Hemileuca sandra

Scientific classification
- Kingdom: Animalia
- Phylum: Arthropoda
- Clade: Pancrustacea
- Class: Insecta
- Order: Lepidoptera
- Family: Saturniidae
- Genus: Hemileuca
- Species: H. sandra
- Binomial name: Hemileuca sandra Pavulaan, 2020

= Hemileuca sandra =

- Genus: Hemileuca
- Species: sandra
- Authority: Pavulaan, 2020

Species of moth

Hemileuca sandra, the eastern buckmoth, is a species in the family Saturniidae.

==Description==
As with other allies (e.g. Hemileuca maia etc), the female tends to be larger than the male, where the males can be distinguished by their similar black abdomens instead having a red tip. As for others, in both sexes the upperside of all wings are creamy white with black edges, each wing has "eyes" or black dots.

==Taxonomy==
These eastern buckmoths were originally described as a subspecies Hemileuca maia sandra Pavulaan, 2020. This followed from findings by Pavulaan, 2020(b) to indicate some important distinction between various former populations of Hemileuca maia (Drury, 1773) under a broader former concept of the eastern buckmoth which is still adopted in several initiatives, e.g.
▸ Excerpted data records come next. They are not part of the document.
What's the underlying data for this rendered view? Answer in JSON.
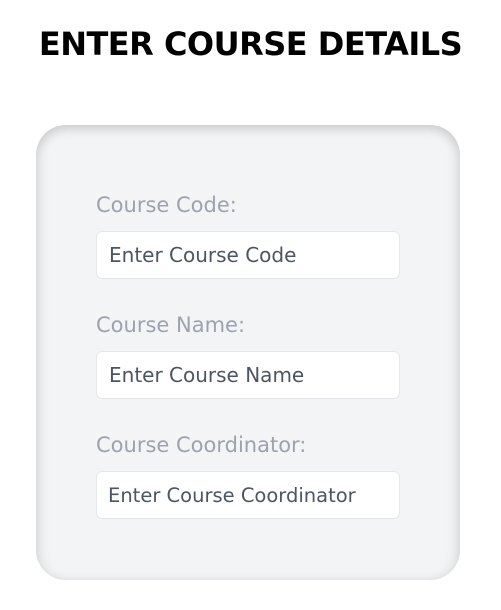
{
  "page": {
    "title": "ENTER COURSE DETAILS"
  },
  "form": {
    "fields": [
      {
        "label": "Course Code:",
        "placeholder": "Enter Course Code",
        "value": ""
      },
      {
        "label": "Course Name:",
        "placeholder": "Enter Course Name",
        "value": ""
      },
      {
        "label": "Course Coordinator:",
        "placeholder": "Enter Course Coordinator",
        "value": ""
      }
    ]
  },
  "colors": {
    "title": "#000000",
    "card_background": "#f3f4f6",
    "label": "#9ca3af",
    "input_background": "#ffffff",
    "input_border": "#e5e7eb",
    "placeholder": "#4b5563"
  }
}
NatureServe. The historical concepts were redefined to claim the core populations linked to the original taxon name (i.e. nominotypical populations tied to the earliest historical concept) should be restricted to populations around New York, in the Long Island Pine Barrens. Those were redefined as Hemileuca maia maia (Drury, 1773), broadly as those from Coastal barrens (Cape Cod-Long Island), while other former populations from diverse localities were instead assigned to different subspecies. However, several of those proposed subspecies have been since been relisted elsewhere as a valid species, after comments in Pohl & Nanz, 2023

==Distribution==
They are found in many Eastern regions of the USA, such as West Virginia and North Carolina, with the reference specimen from New Jersey.

==Life cycle==
Similar to other species in the genus.